The most comprehensive research re bones is the NASA work. Bones are a protein-mineral matrix that is filled with fat and stem cells that make blood. They get bigger/stronger with impact/weight bearing exercise. In the recent AF study, they found 25% of women and 9% of men arrived for training iron anemic. Treating the anemia and issuing a multi to the women decreased injuries and attrition by 50%. Milk consumption has dropped dramatically (WOTN). In fact, milk can be hard to find in military mess halls. Even if it was there, today's youth would still go for the colas. Therefore you really need a better milk beverage.

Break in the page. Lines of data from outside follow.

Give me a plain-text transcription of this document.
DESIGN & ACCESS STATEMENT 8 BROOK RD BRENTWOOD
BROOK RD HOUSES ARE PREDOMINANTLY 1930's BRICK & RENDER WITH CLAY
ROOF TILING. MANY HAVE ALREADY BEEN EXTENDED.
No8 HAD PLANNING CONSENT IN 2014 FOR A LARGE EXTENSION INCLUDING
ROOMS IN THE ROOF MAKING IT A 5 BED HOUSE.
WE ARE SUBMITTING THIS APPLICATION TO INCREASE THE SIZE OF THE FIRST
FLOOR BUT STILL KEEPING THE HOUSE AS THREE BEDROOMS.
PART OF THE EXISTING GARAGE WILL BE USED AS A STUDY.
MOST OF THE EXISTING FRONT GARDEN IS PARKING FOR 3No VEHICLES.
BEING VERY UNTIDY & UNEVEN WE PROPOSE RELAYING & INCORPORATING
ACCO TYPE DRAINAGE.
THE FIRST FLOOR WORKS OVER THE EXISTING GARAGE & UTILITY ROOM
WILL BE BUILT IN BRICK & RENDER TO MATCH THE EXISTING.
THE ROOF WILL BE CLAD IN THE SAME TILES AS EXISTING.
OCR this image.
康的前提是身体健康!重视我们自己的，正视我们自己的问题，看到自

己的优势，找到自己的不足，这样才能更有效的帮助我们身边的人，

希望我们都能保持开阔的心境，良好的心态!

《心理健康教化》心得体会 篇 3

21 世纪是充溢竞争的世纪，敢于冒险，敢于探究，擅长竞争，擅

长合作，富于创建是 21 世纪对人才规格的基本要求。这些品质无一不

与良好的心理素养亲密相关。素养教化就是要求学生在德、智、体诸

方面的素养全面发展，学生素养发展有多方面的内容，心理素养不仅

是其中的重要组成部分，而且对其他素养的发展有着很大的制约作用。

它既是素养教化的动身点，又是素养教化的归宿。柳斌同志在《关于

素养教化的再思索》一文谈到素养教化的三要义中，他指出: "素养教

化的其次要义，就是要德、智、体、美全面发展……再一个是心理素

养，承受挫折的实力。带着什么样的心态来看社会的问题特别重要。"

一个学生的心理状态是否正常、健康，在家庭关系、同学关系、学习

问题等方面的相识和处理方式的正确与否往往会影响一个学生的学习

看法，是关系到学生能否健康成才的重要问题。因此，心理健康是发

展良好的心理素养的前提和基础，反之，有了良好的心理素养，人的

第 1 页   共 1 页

In the Lappe study of 4,000 women in Army BCT, roughly 20+% had poor bone status largely due to a Hx of poor nutrition, poor exercise, smoking (interferes with bone remodeling), amenorrhea, etc. So, true, dairy products are an important source of calcium. Lappe in the Navy BCT study gave recruits 2,000 mg of calcium and 800IU of D which reduced stress fractures by 20%. The 2,000 mg dose was based on Klesges research of sweat losses in athletes. NOS needs to develop a comprehensive and accurate bone health model in order to be an ethical organization.